The original plans called for the cargo to be delivered to the Northeast Gateway offshore terminal by the end of April, but the company “had an opportunity to sell part of it [the cargo] to South America,” said spokesman Doug Pizzi. After South America, the tanker Excellence, which originated in Trinidad, will make its way to Northeast Gateway, dropping off 138,000 cubic meters of LNG sometime in May.

“The plan was to do this in reverse,” first coming to Northeast Gateway and then to South America, but scheduling problems prompted the change, Pizzi said. The scheduling revision “[was] necessary to maintain fleet and terminal schedules and coincides with the start of the South American heating season,” noted Excelerate Energy COO Jonathan Cook.
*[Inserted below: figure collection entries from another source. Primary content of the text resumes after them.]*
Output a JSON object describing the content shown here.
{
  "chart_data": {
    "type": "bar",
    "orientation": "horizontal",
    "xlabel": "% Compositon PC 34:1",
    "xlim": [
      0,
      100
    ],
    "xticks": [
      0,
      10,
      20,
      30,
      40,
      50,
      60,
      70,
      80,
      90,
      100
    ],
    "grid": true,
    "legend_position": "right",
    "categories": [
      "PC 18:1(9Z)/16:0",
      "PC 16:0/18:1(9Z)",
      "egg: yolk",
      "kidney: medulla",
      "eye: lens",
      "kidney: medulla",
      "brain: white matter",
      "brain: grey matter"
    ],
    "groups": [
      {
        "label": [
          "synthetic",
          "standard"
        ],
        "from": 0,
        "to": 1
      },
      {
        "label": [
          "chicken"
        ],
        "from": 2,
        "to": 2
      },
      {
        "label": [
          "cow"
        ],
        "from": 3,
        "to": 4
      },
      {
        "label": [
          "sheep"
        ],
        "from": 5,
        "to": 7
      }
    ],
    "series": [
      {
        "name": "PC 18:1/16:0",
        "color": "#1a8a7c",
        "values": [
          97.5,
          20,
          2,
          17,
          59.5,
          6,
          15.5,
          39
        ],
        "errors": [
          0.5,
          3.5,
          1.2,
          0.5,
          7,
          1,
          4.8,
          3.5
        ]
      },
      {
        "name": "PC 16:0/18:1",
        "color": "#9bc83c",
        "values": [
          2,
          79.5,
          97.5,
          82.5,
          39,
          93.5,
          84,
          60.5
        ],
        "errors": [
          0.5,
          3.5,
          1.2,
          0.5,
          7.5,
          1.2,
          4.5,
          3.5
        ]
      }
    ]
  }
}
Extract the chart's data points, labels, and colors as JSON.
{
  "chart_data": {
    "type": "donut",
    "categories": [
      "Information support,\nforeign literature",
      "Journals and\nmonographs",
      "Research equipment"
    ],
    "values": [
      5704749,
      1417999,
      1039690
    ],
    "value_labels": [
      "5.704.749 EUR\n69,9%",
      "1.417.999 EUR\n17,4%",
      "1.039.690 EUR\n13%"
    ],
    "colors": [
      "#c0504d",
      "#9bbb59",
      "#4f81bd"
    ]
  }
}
The Northeast Gateway project, which was completed in December, consists of two submerged buoys that will attach to specialized ships capable of regasifying LNG on board and sending it into a subsea pipeline system. Algonquin Gas Transmission has built a 16-mile pipeline that will tie the Northeast Gateway system to its existing HubLine system, which runs under the ocean floor across Massachusetts Bay and connects to the New England natural gas grid (see Daily GPI, Feb. 9, 2007).

The LNG tanker will tie up to the buoy system in Massachusetts Bay about 18 miles east of Boston. About a month and a half ago, Pizzi said the company tested the buoy system with an empty vessel. The new offshore LNG system, the first of its kind in the Northeast, has the potential to meet 20% of the average natural gas demand of New England, he noted.

Northeast Gateway said the system has the capacity to deliver up to 800 MMcf/d of natural gas into Algonquin’s HubLine.